Vijay Pandiarajan Apromore is a business partner we have with the tools to do the process mining for us. We look at the data exhaust that comes out of our execution logs. It gets auto tagged to come into Apromore. And then Apromore is able to come back through, help us find the places where we’ve got the process blockers, understand what those blockers are, what’s causing it. We don’t have enough, I don’t know, approvers on a particular step in the process. Or something else. We can really decipher if it’s a resource constraint or if the process just needs to be redesigned. It could be that a particularly expensive resource is being unnecessarily used, or there could be some additional steps to streamline that. And it comes back with proposals on how the problem could be solved.

  • Simulations using historical data to validate proposed process changes before implementation

The cool thing after that is we can run some simulations on it using the data that we have to say, “Hey, had we made this change, what would it have looked like? ” And so then you can have a lot more confidence that the proposed change that you’re going to make is actually going to work.
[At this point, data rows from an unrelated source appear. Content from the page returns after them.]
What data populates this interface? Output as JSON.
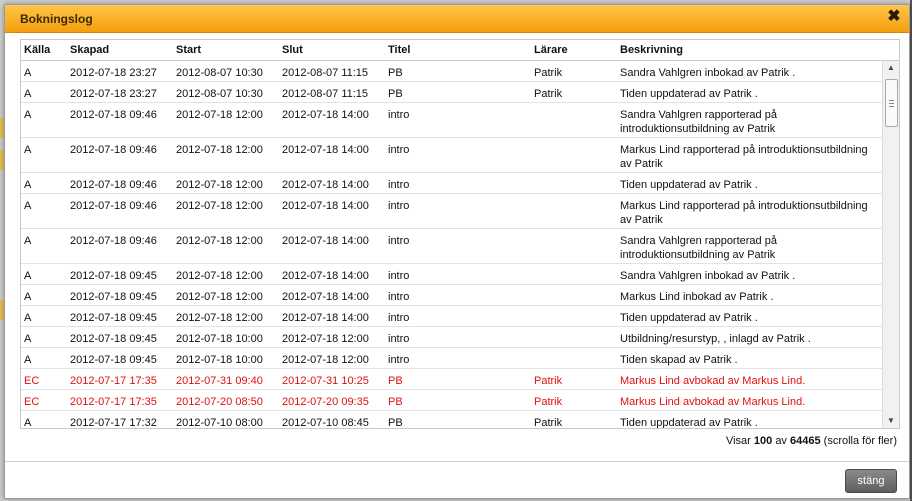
{
  "dialog": {
    "title": "Bokningslog",
    "close_glyph": "✖",
    "close_button_label": "stäng"
  },
  "table": {
    "headers": {
      "kalla": "Källa",
      "skapad": "Skapad",
      "start": "Start",
      "slut": "Slut",
      "titel": "Titel",
      "larare": "Lärare",
      "beskrivning": "Beskrivning"
    },
    "rows": [
      {
        "kalla": "A",
        "skapad": "2012-07-18 23:27",
        "start": "2012-08-07 10:30",
        "slut": "2012-08-07 11:15",
        "titel": "PB",
        "larare": "Patrik",
        "beskrivning": "Sandra Vahlgren inbokad av Patrik ."
      },
      {
        "kalla": "A",
        "skapad": "2012-07-18 23:27",
        "start": "2012-08-07 10:30",
        "slut": "2012-08-07 11:15",
        "titel": "PB",
        "larare": "Patrik",
        "beskrivning": "Tiden uppdaterad av Patrik ."
      },
      {
        "kalla": "A",
        "skapad": "2012-07-18 09:46",
        "start": "2012-07-18 12:00",
        "slut": "2012-07-18 14:00",
        "titel": "intro",
        "larare": "",
        "beskrivning": "Sandra Vahlgren rapporterad på introduktionsutbildning av Patrik"
      },
      {
        "kalla": "A",
        "skapad": "2012-07-18 09:46",
        "start": "2012-07-18 12:00",
        "slut": "2012-07-18 14:00",
        "titel": "intro",
        "larare": "",
        "beskrivning": "Markus Lind rapporterad på introduktionsutbildning av Patrik"
      },
      {
        "kalla": "A",
        "skapad": "2012-07-18 09:46",
        "start": "2012-07-18 12:00",
        "slut": "2012-07-18 14:00",
        "titel": "intro",
        "larare": "",
        "beskrivning": "Tiden uppdaterad av Patrik ."
      },
      {
        "kalla": "A",
        "skapad": "2012-07-18 09:46",
        "start": "2012-07-18 12:00",
        "slut": "2012-07-18 14:00",
        "titel": "intro",
        "larare": "",
        "beskrivning": "Markus Lind rapporterad på introduktionsutbildning av Patrik"
      },
      {
        "kalla": "A",
        "skapad": "2012-07-18 09:46",
        "start": "2012-07-18 12:00",
        "slut": "2012-07-18 14:00",
        "titel": "intro",
        "larare": "",
        "beskrivning": "Sandra Vahlgren rapporterad på introduktionsutbildning av Patrik"
      },
      {
        "kalla": "A",
        "skapad": "2012-07-18 09:45",
        "start": "2012-07-18 12:00",
        "slut": "2012-07-18 14:00",
        "titel": "intro",
        "larare": "",
        "beskrivning": "Sandra Vahlgren inbokad av Patrik ."
      },
      {
        "kalla": "A",
        "skapad": "2012-07-18 09:45",
        "start": "2012-07-18 12:00",
        "slut": "2012-07-18 14:00",
        "titel": "intro",
        "larare": "",
        "beskrivning": "Markus Lind inbokad av Patrik ."
      },
      {
        "kalla": "A",
        "skapad": "2012-07-18 09:45",
        "start": "2012-07-18 12:00",
        "slut": "2012-07-18 14:00",
        "titel": "intro",
        "larare": "",
        "beskrivning": "Tiden uppdaterad av Patrik ."
      },
      {
        "kalla": "A",
        "skapad": "2012-07-18 09:45",
        "start": "2012-07-18 10:00",
        "slut": "2012-07-18 12:00",
        "titel": "intro",
        "larare": "",
        "beskrivning": "Utbildning/resurstyp, , inlagd av Patrik ."
      },
      {
        "kalla": "A",
        "skapad": "2012-07-18 09:45",
        "start": "2012-07-18 10:00",
        "slut": "2012-07-18 12:00",
        "titel": "intro",
        "larare": "",
        "beskrivning": "Tiden skapad av Patrik ."
      },
      {
        "kalla": "EC",
        "skapad": "2012-07-17 17:35",
        "start": "2012-07-31 09:40",
        "slut": "2012-07-31 10:25",
        "titel": "PB",
        "larare": "Patrik",
        "beskrivning": "Markus Lind avbokad av Markus Lind."
      },
      {
        "kalla": "EC",
        "skapad": "2012-07-17 17:35",
        "start": "2012-07-20 08:50",
        "slut": "2012-07-20 09:35",
        "titel": "PB",
        "larare": "Patrik",
        "beskrivning": "Markus Lind avbokad av Markus Lind."
      },
      {
        "kalla": "A",
        "skapad": "2012-07-17 17:32",
        "start": "2012-07-10 08:00",
        "slut": "2012-07-10 08:45",
        "titel": "PB",
        "larare": "Patrik",
        "beskrivning": "Tiden uppdaterad av Patrik ."
      }
    ]
  },
  "footer": {
    "prefix": "Visar",
    "shown": "100",
    "of": "av",
    "total": "64465",
    "suffix": "(scrolla för fler)"
  },
  "colors": {
    "title_bar": "#f59f0e",
    "highlight_row_text": "#e01010"
  }
}
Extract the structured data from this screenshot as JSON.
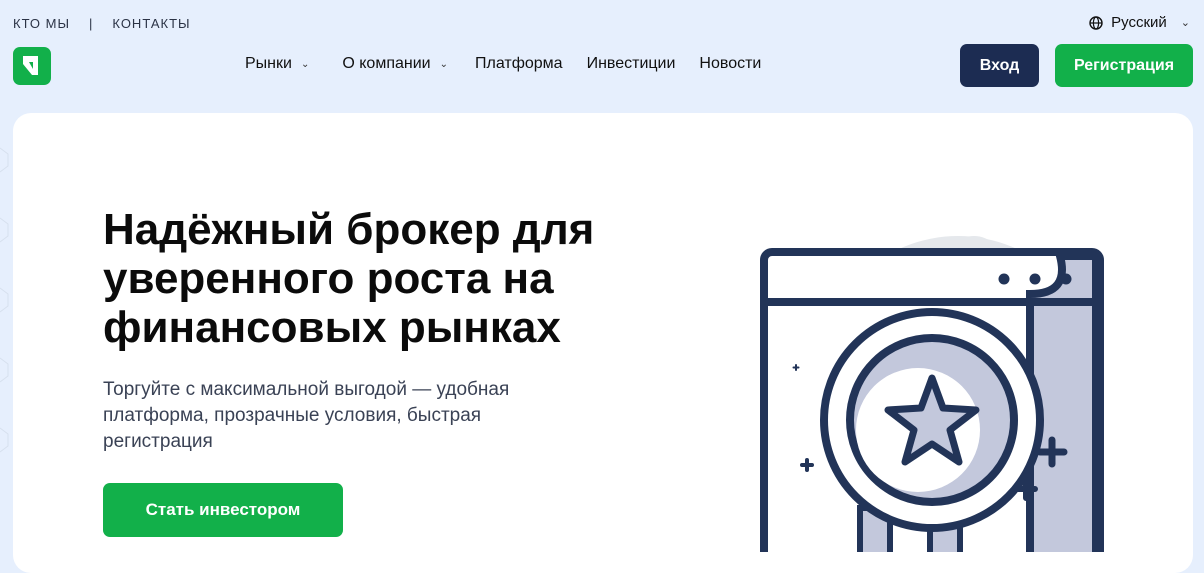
{
  "topbar": {
    "links": [
      "КТО МЫ",
      "КОНТАКТЫ"
    ],
    "separator": "|",
    "language": "Русский"
  },
  "nav": {
    "items": [
      {
        "label": "Рынки",
        "has_dropdown": true
      },
      {
        "label": "О компании",
        "has_dropdown": true
      },
      {
        "label": "Платформа",
        "has_dropdown": false
      },
      {
        "label": "Инвестиции",
        "has_dropdown": false
      },
      {
        "label": "Новости",
        "has_dropdown": false
      }
    ]
  },
  "auth": {
    "login_label": "Вход",
    "register_label": "Регистрация"
  },
  "hero": {
    "title": "Надёжный брокер для уверенного роста на финансовых рынках",
    "subtitle": "Торгуйте с максимальной выгодой — удобная платформа, прозрачные условия, быстрая регистрация",
    "cta_label": "Стать инвестором"
  },
  "icons": {
    "logo": "brand-logo-icon",
    "language": "globe-icon",
    "dropdown": "chevron-down-icon",
    "illustration": "award-star-medal-icon"
  },
  "colors": {
    "background": "#e6effd",
    "accent_green": "#12b04a",
    "navy": "#1c2c52",
    "illustration_stroke": "#223458",
    "illustration_fill": "#c3c8dc"
  }
}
Then of course you’re also constantly tracking it once it goes live to make sure that that’s what’s happening or if something else is actually starting to become the root cause of the problem.
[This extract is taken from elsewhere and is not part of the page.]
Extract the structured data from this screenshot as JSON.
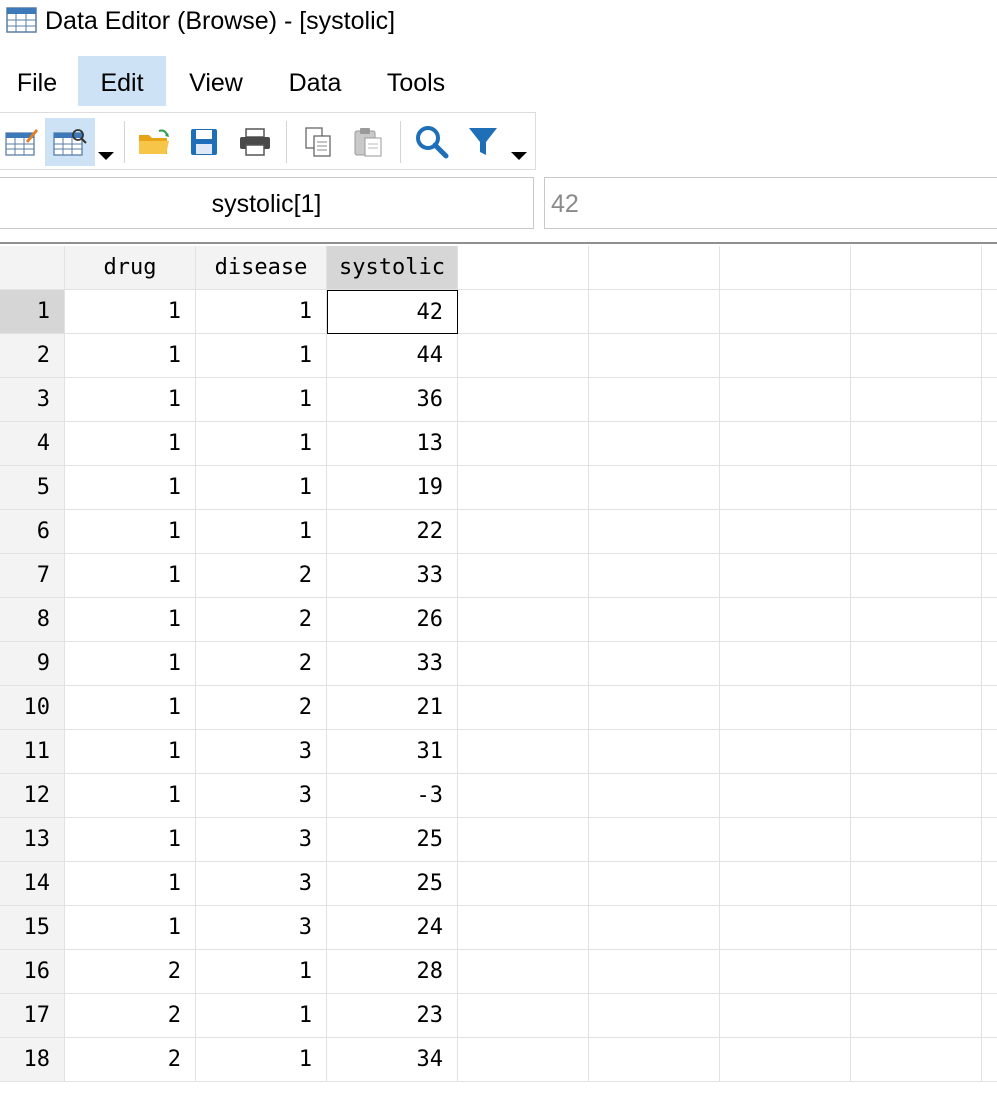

  • Future vision: Flows composed by agents include models prescribing actions, with feedback improving models

George Gilbert Okay. So let me try and now step a little bit into the future, and let’s talk about what this might look like. And you tell me how far out this might be. Now, imagine that these flows that are being composed by the agents include models that themselves are prescribing a certain type of action. It’s almost like there’s a planning step within the flows, and I’m sort of putting this together on the fly here, but the idea that because this is Salesforce, these models can be connected to business outcomes in the Salesforce operational apps and potentially even through the integrations and connectors via actions to outcomes in external apps.

And that that feedback can improve the individual models in particular workflows. And then as you have a composite of agent flows, multiple agent flows working together that you are orchestrating and then process mining, you start to be setting up a flywheel where you’re learning at the individual task level and you’re learning at the larger process level. And so then you’ve got this flywheel where your goal as a manager is to architect and orchestrate and optimize this overall system. And it’s not autonomous, but it’s embodying…
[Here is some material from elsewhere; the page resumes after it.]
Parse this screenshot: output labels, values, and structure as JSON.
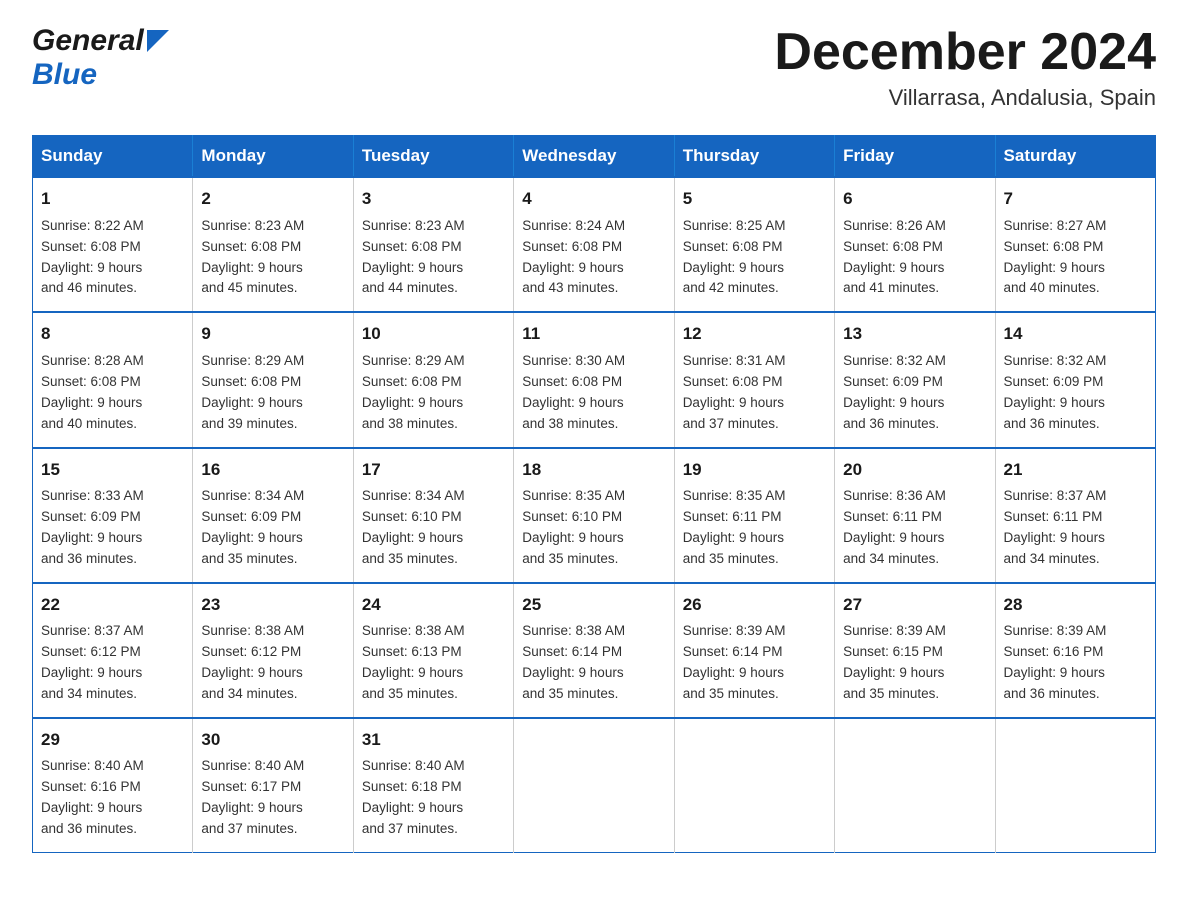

Like when we talk about managers building processes, in the past that meant designing organizational processes. Now, you’re embodying more of those processes into software artifacts. Help me flesh out that vision and what that might look like, and how far out it is.

  • Much of this vision is technologically feasible today; the key is keeping humans in the loop

Vijay Pandiarajan It’s not as far out as we think it is. I think that’s what’s become really clear in the last 12 months or so. I think a lot of it, in terms of the technology, is probably here. We have all of the elements in place. It’s about sequencing them as we’re exploring and taking the next steps. The biggest thing, in my view here, is how do you keep the humans in the loop as you go ahead and do this? How can you be autonomous and take guidance at the right moments? It’s almost like when you hire a new employee. Some of them are just fabulous in that they’ll go out and figure out what they have to do and they’ll come back exactly at the time when they need to take input. And you want them to be proactive like that, but not also go off of the deep end. I see this as exactly something similar to that.

We can sequence a number of these things, put them into place. And then we need to be able to have the right checkpoints to know that it’s moving in the right direction. And I think that’s one of the things I’m personally really interested in, this human agent interface and this human agent evolution, because it’s not going to be the human by themselves. It hasn’t been for a long time, right? So that’s not particularly revolutionary. But this close interaction that you’re going to have with the agents that you’re working on and then the overall outcomes that you are getting to. I think the combination of those things is going to be really interesting.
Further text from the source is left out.